Components of glial responses to exogenous and synaptic glutamate in rat hippocampal microcultures

Although gila are known to be sensitive to exogenously applied neurotransmitter substances, little is known about how gila respond to neuronal activity on the millisecond time scale of individual synaptic events. We have explored the electrophysiological effects of excitatory neuronal signaling on glial cells in rat hippocampal microcultures. Exogenous applications of glutamate analogs to islands of gila revealed a large ionotropic AMPA receptor-mediated current and a smaller current mediated by electrogenic glutamate uptake. Glia demonstrated no evidence of NMDA or metabotropic receptor-mediated currents or membrane conductance changes.
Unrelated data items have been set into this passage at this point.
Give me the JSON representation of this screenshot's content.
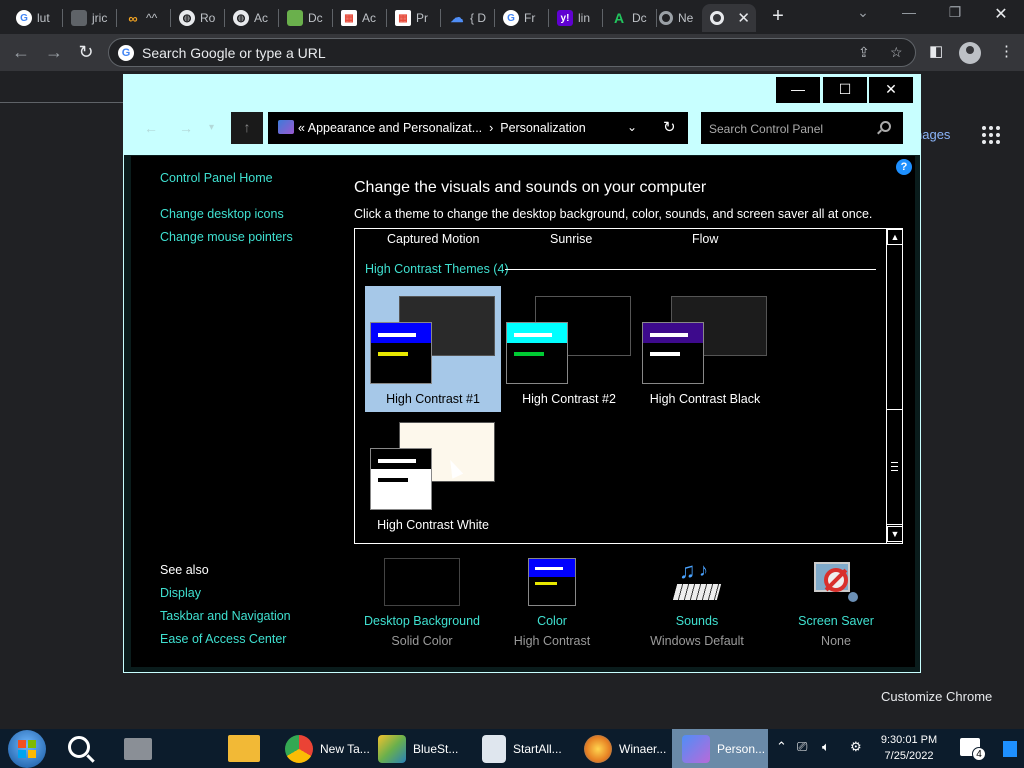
{
  "browser": {
    "tabs": [
      {
        "label": "lut",
        "favicon": "google-icon",
        "color": "#4285f4"
      },
      {
        "label": "jric",
        "favicon": "page-icon",
        "color": "#9aa0a6"
      },
      {
        "label": "^^",
        "favicon": "infinity-icon",
        "color": "#f4a522"
      },
      {
        "label": "Ro",
        "favicon": "globe-icon",
        "color": "#9aa0a6"
      },
      {
        "label": "Ac",
        "favicon": "globe-icon",
        "color": "#9aa0a6"
      },
      {
        "label": "Dc",
        "favicon": "stack-icon",
        "color": "#6ab04c"
      },
      {
        "label": "Ac",
        "favicon": "doc-icon",
        "color": "#ffffff"
      },
      {
        "label": "Pr",
        "favicon": "doc-icon",
        "color": "#ffffff"
      },
      {
        "label": "{ D",
        "favicon": "cloud-icon",
        "color": "#4f8ef7"
      },
      {
        "label": "Fr",
        "favicon": "google-icon",
        "color": "#4285f4"
      },
      {
        "label": "lin",
        "favicon": "yahoo-icon",
        "color": "#6001d2"
      },
      {
        "label": "Dc",
        "favicon": "a-icon",
        "color": "#22c55e"
      },
      {
        "label": "Ne",
        "favicon": "chrome-icon",
        "color": "#9aa0a6"
      }
    ],
    "omnibox_placeholder": "Search Google or type a URL",
    "images_link": "nages",
    "customize_label": "Customize Chrome"
  },
  "control_panel": {
    "breadcrumb": "« Appearance and Personalizat...",
    "breadcrumb_sep": "›",
    "breadcrumb_current": "Personalization",
    "search_placeholder": "Search Control Panel",
    "help": "?",
    "sidebar": {
      "home": "Control Panel Home",
      "links": [
        "Change desktop icons",
        "Change mouse pointers"
      ],
      "see_also_heading": "See also",
      "see_also": [
        "Display",
        "Taskbar and Navigation",
        "Ease of Access Center"
      ]
    },
    "title": "Change the visuals and sounds on your computer",
    "subtitle": "Click a theme to change the desktop background, color, sounds, and screen saver all at once.",
    "top_row_themes": [
      "Captured Motion",
      "Sunrise",
      "Flow"
    ],
    "group_heading": "High Contrast Themes (4)",
    "themes": [
      {
        "name": "High Contrast #1",
        "selected": true,
        "back": "#2a2a2a",
        "bar": "#0000ff",
        "line2": "#e8e800"
      },
      {
        "name": "High Contrast #2",
        "selected": false,
        "back": "#000000",
        "bar": "#00ffff",
        "line2": "#00cc33"
      },
      {
        "name": "High Contrast Black",
        "selected": false,
        "back": "#1c1c1c",
        "bar": "#3d0a8c",
        "line2": "#ffffff"
      },
      {
        "name": "High Contrast White",
        "selected": false,
        "back": "#fdf8ec",
        "bar": "#000000",
        "line2": "#000000"
      }
    ],
    "bottom": [
      {
        "label": "Desktop Background",
        "sub": "Solid Color"
      },
      {
        "label": "Color",
        "sub": "High Contrast"
      },
      {
        "label": "Sounds",
        "sub": "Windows Default"
      },
      {
        "label": "Screen Saver",
        "sub": "None"
      }
    ]
  },
  "taskbar": {
    "apps": [
      {
        "label": "New Ta...",
        "icon": "chrome-icon"
      },
      {
        "label": "BlueSt...",
        "icon": "bluestacks-icon"
      },
      {
        "label": "StartAll...",
        "icon": "startallback-icon"
      },
      {
        "label": "Winaer...",
        "icon": "winaero-icon"
      },
      {
        "label": "Person...",
        "icon": "personalization-icon"
      }
    ],
    "time": "9:30:01 PM",
    "date": "7/25/2022",
    "notification_count": "4"
  }
}
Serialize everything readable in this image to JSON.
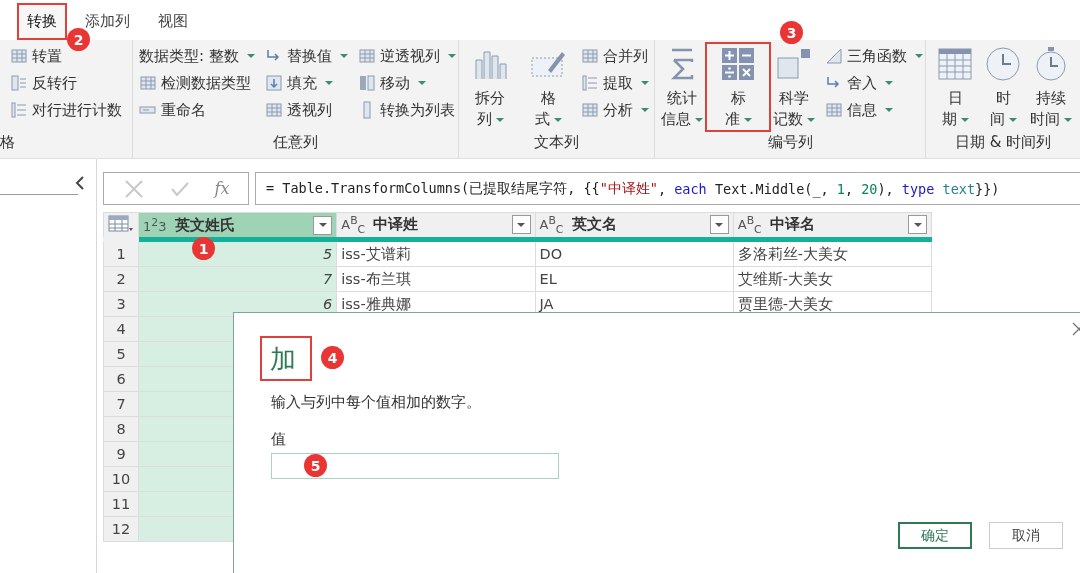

Despite the dominant contribution of AMPA receptors to exogenous glutamate applications in gila, AMPA receptor currents contributed only ~20% to the response of glia to endogenous glutamate release from solitary excitatory neurons. Electrogenic glutamate uptake contributed strongly to glial responses to neuronal stimulation. In addition, some gila exhibited a residual current in response to neuronal stimulation that was not attributable to calcium-dependent transmitter release or to neuronal potassium efflux. These results help provide a context for understanding the role of glial transporters and receptors in nervous system signaling.